風光る | からだに恥をかく体操〜えんぴつみがき〜

風光る

潮風光る浜辺に西陽が射して、俺は一人よろめいていた。
大事な瞬間とため息、わかりやすい時間のはずなのに。
砂浜に埋まる思い出、寄せては引く駆け引き。
子供の頃に好きだった、少し怖いおとぎ話。
好きなだけじゃ駄目なのかい?俺は君の返事を待つ。
それだけでもいいのだけれど、それだけでもいいのだけれど。
あの時俺は本棚を整理して、母と読んだ絵本を見つけた。
救いようの無い不気味なストーリー、願いのひとつも叶わずに、
死んでいった。強欲の末路かい?繰り出す教訓かい?
俺の魂は、いつか光を纏うのかい?いつも待ちぼうけ。
死にたがりの男は、君を辛くさせただけじゃないのか。
もう死にたいよ。そればかり呟いて。
明日の予定さえ、君に任せてばかりだった。
犬は犬であるのだからそう、犬は猫であった試しがない。
時は流れ消えて行くものだからそう、時は巻き戻された試しがない。
わかっているよ。そんなことわかっている。
だけれど俺は、理解したフリで君の全てから逃げていた。
日々よ、よろめき過ぎた日々よ。俺の中で君のイメージが消えない。
愛と、まとわりついた憂鬱。俺のせいだと君が言ってくれたらどんなに。
色めき立つ春の気配。彩り鮮やかに輝く幸福の亡骸。君はまばゆいほどに笑ってた。映画のワンシーンみたく背中に夕陽が、格好をつけろと俺の背中を押して、君に告げた言葉は。
曖昧に惑う俺の目と、ありふれた言葉に力無く。最後まで守り抜くことも出来ず、今俺は呆然と立っている。砂浜に。夕陽が射して。後ろも振り向けず、ただ海を波をしぶきを磯辺を見ている。立っていることの意味も忘れまた部屋に帰るのか。俺は。今日も愚鈍なる時をただ過ごし生きる意味から瞳をそらし明日を迎えるのか。俺は。俺は。
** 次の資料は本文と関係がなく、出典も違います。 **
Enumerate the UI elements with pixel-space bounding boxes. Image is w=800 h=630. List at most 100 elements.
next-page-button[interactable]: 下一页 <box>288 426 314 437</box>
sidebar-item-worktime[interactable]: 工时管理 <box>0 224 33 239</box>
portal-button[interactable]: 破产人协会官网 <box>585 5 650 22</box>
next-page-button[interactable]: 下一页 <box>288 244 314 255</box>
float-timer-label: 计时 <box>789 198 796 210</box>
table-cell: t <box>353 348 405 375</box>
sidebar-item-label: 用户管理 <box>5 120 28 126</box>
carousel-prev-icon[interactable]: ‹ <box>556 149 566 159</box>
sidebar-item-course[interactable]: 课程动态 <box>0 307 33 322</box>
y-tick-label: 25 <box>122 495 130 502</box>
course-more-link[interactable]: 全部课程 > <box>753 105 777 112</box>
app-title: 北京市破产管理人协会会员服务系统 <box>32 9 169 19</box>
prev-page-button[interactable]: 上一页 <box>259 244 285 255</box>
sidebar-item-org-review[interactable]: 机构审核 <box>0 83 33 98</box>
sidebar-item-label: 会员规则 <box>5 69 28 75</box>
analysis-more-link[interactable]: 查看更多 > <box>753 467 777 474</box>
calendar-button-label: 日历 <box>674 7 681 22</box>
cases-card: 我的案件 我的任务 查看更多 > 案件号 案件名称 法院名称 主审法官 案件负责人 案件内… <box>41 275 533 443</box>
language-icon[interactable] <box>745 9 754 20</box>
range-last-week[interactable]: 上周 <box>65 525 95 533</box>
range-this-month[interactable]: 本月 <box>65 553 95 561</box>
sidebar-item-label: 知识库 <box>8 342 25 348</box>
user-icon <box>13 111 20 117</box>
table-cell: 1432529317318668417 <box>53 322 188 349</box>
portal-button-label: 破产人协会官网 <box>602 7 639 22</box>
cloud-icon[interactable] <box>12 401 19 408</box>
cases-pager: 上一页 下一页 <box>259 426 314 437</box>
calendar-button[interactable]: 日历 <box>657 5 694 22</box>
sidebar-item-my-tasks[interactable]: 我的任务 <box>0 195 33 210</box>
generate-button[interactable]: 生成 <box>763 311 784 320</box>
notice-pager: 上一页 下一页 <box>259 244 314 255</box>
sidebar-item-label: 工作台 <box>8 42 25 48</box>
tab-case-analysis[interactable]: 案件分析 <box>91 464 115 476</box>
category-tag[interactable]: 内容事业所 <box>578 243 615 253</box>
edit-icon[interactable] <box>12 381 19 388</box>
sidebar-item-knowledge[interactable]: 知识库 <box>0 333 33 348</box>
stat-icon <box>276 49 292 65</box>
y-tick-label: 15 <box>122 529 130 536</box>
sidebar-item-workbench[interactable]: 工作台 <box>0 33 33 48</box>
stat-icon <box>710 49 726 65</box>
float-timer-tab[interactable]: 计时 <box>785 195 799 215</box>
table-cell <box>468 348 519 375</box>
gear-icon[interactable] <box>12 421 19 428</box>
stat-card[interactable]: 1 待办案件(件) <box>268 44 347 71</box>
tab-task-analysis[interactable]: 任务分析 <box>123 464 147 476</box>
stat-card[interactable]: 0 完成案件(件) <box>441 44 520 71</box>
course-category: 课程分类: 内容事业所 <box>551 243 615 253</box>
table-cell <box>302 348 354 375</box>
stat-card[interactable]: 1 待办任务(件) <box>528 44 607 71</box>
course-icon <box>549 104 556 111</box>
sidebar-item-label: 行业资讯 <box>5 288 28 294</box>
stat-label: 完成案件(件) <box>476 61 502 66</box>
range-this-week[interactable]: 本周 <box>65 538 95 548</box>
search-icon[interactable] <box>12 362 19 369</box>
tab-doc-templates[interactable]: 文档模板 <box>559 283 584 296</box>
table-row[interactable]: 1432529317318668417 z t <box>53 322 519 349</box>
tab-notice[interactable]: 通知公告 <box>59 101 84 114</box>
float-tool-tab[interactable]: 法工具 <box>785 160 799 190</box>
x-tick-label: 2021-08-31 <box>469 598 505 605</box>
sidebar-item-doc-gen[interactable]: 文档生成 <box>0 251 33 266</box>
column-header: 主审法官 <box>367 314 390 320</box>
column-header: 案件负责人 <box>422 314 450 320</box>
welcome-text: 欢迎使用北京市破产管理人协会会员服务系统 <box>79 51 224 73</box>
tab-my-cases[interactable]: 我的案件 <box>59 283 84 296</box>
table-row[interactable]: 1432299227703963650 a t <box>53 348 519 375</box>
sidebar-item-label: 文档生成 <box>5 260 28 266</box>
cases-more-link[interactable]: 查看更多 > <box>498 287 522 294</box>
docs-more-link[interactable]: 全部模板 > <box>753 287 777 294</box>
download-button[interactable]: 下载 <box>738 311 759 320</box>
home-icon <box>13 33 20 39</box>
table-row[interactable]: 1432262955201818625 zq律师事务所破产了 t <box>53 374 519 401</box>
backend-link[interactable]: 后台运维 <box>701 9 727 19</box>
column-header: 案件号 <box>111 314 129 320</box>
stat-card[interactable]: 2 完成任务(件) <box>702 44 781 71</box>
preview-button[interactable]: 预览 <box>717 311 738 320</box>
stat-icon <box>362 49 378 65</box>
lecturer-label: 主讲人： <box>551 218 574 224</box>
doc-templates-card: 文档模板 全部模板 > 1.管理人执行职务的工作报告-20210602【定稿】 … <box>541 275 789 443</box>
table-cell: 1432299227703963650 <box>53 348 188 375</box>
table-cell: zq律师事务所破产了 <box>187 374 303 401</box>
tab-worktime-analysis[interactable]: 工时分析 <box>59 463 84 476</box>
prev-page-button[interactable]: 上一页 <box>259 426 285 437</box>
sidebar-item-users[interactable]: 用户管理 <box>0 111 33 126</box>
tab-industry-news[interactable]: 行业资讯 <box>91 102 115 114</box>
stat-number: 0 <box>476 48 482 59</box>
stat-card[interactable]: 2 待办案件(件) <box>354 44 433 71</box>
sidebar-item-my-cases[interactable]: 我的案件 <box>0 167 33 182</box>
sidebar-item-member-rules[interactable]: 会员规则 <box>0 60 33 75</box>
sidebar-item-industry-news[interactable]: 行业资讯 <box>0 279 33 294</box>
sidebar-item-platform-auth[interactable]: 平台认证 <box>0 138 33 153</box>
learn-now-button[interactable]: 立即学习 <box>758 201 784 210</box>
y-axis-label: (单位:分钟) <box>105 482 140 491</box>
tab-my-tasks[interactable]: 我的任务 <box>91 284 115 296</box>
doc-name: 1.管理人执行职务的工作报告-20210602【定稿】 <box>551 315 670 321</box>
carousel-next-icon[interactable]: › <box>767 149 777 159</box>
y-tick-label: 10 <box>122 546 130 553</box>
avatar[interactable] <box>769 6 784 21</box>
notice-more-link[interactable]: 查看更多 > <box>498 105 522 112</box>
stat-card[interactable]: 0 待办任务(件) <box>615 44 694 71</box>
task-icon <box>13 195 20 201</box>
日々よ、よろめき過ぎた日々よ。俺の中で君のイメージが消えない。
最後は、ベッドの上で泣いてた、君を見た時俺は鍵を握りしめ動けなかった。
日々よ、よろめき過ぎた日々よ。俺の中で君のイメージがもう消えない。
逢いたい、半月の光照らす風の音がせつない。
俺は涙流してた。知らずうちに涙を流していた。矛盾無く吹く風が俺を包み込んでいる。明日俺は何を思う。日々よ、よろめき過ぎた日々よ。俺の中で君のイメージが消えない。消えない。